In Asmae El Moudir’s family, photographs have long been banned and a taboo subject. Twenty years later, the Moroccan filmmaker decided to question this absence in The Mother of All Lies, a magnificent documentary on the lies and secrets of her childhood linked to other more collective secrets, buried in the history of his country. In the absence of preserved family images, she will reinvent them herself. With her father, a former mason, she made a miniature model of their home and the working-class district of Casablanca where she grew up, to reenact their story. Each member of the family is invited to participate in this unique system. Memories come back, confronted with the director's questions. At the center of everything is the grandmother. With a dark gaze that pierces her interlocutor, an imposing and silent presence, the old lady is not ready to let herself be drawn into this great revelation nor to confide her secrets, the weight of which we nevertheless sense in family history. As terrible as it is incredibly touching, she embodies the soul of the film. A sharp sign, finger on mouth, to command silence when asked about the disappearance of a young woman, their neighbor's sister. The secrets are however revealed despite the denial and the decades of silence of this Moroccan generation of the “years of lead” forced to remain silent. Un certain regard directing prize and Golden Eye for best documentary at Cannes in 2023, this powerful and chilling autofiction constructed as an intimate investigation draws, far from clichés, a fascinating portrait of Moroccan memory. V.B.

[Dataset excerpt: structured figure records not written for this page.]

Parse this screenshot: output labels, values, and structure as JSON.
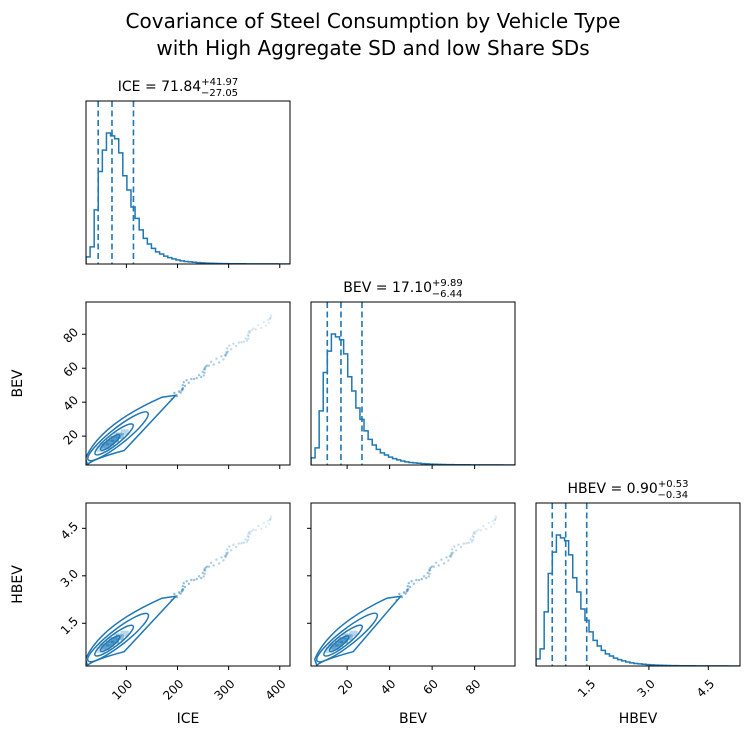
{
  "chart_data": {
    "type": "corner",
    "title_line1": "Covariance of Steel Consumption by Vehicle Type",
    "title_line2": "with High Aggregate SD and low Share SDs",
    "color": "#1f77b4",
    "variables": [
      {
        "name": "ICE",
        "median": 71.84,
        "plus": 41.97,
        "minus": 27.05,
        "median_label": "71.84",
        "plus_label": "+41.97",
        "minus_label": "−27.05",
        "range": [
          21,
          420
        ],
        "ticks": [
          100,
          200,
          300,
          400
        ],
        "tick_labels": [
          "100",
          "200",
          "300",
          "400"
        ],
        "dashed_lines": [
          44.79,
          71.84,
          113.81
        ],
        "hist_edges_start": 21,
        "hist_bin_width": 8,
        "hist_counts": [
          5,
          12,
          38,
          65,
          80,
          92,
          90,
          88,
          78,
          62,
          52,
          40,
          32,
          24,
          18,
          14,
          11,
          8.5,
          7,
          5.5,
          4.5,
          3.6,
          2.8,
          2.2,
          1.8,
          1.5,
          1.2,
          1.0,
          0.8,
          0.6,
          0.5,
          0.4,
          0.35,
          0.3,
          0.25,
          0.2,
          0.2,
          0.15,
          0.15,
          0.12,
          0.1,
          0.1,
          0.08,
          0.08,
          0.06,
          0.05,
          0.05,
          0.04,
          0.03,
          0.02
        ]
      },
      {
        "name": "BEV",
        "median": 17.1,
        "plus": 9.89,
        "minus": 6.44,
        "median_label": "17.10",
        "plus_label": "+9.89",
        "minus_label": "−6.44",
        "range": [
          3,
          99
        ],
        "ticks": [
          20,
          40,
          60,
          80
        ],
        "tick_labels": [
          "20",
          "40",
          "60",
          "80"
        ],
        "dashed_lines": [
          10.66,
          17.1,
          26.99
        ],
        "hist_edges_start": 3,
        "hist_bin_width": 1.92,
        "hist_counts": [
          5,
          12,
          38,
          65,
          80,
          92,
          90,
          88,
          78,
          62,
          52,
          40,
          32,
          24,
          18,
          14,
          11,
          8.5,
          7,
          5.5,
          4.5,
          3.6,
          2.8,
          2.2,
          1.8,
          1.5,
          1.2,
          1.0,
          0.8,
          0.6,
          0.5,
          0.4,
          0.35,
          0.3,
          0.25,
          0.2,
          0.2,
          0.15,
          0.15,
          0.12,
          0.1,
          0.1,
          0.08,
          0.08,
          0.06,
          0.05,
          0.05,
          0.04,
          0.03,
          0.02
        ]
      },
      {
        "name": "HBEV",
        "median": 0.9,
        "plus": 0.53,
        "minus": 0.34,
        "median_label": "0.90",
        "plus_label": "+0.53",
        "minus_label": "−0.34",
        "range": [
          0.15,
          5.3
        ],
        "ticks": [
          1.5,
          3.0,
          4.5
        ],
        "tick_labels": [
          "1.5",
          "3.0",
          "4.5"
        ],
        "dashed_lines": [
          0.56,
          0.9,
          1.43
        ],
        "hist_edges_start": 0.15,
        "hist_bin_width": 0.103,
        "hist_counts": [
          5,
          12,
          38,
          65,
          80,
          92,
          90,
          88,
          78,
          62,
          52,
          40,
          32,
          24,
          18,
          14,
          11,
          8.5,
          7,
          5.5,
          4.5,
          3.6,
          2.8,
          2.2,
          1.8,
          1.5,
          1.2,
          1.0,
          0.8,
          0.6,
          0.5,
          0.4,
          0.35,
          0.3,
          0.25,
          0.2,
          0.2,
          0.15,
          0.15,
          0.12,
          0.1,
          0.1,
          0.08,
          0.08,
          0.06,
          0.05,
          0.05,
          0.04,
          0.03,
          0.02
        ]
      }
    ],
    "scatter_trend": {
      "points": [
        [
          200,
          47
        ],
        [
          240,
          57
        ],
        [
          280,
          67
        ],
        [
          320,
          76
        ],
        [
          360,
          84
        ],
        [
          390,
          88
        ]
      ],
      "note_ratio_bev_ice": 0.236,
      "note_ratio_hbev_ice": 0.0125
    }
  }
}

Also read: Our review of The Mother of All Lies: duties of memory

Drama by Abderrahmane Sissako, 1h49

This is a woman who says no. At the last second, on her wedding day, she utters the fateful word in front of a stunned crowd and her stunned fiancé. He shouldn't have cheated on her the day before, either. Neither one nor two, Aya leaves her Ivory Coast to settle in Canton. This sudden decision is hardly explained to us. The heroine sets down her suitcases in Chocolate City, a district where Africans gather. Obviously, she intends to change her life: here she is sporting a tousling mane like Angela Davis. This detail contrasts with the profession she chose. She works in a tea shop. It is an art. The boss, divorced with two children, teaches him precise gestures, tiny secrets, shows him how to pour the water, the best way to grip the cup. There is a whole ceremony. Love is pretty similar, right? Another metaphor. The film has no shortage of them. They are a little invasive. The innocent spectator would have difficulty recognizing in this story the hand of Abderrahmane Sissako, the author of the magnificent Timbuktu. For Black Tea, he acts like a helpless chef who has put too many dishes in the oven and no longer knows in what order to serve them, simply bringing them, panicked, to the customer who can't wait any longer. We get lost in this night market where good-natured police officers go about their rounds. We get lost in these unexpected lurches in Cape Verde, get tripped up in these flashbacks and digressions. Time infuses drop by drop. A languid rhythm bathes this curious failed mixture of In the Mood for Love and Venus Beauté (Institut). IN.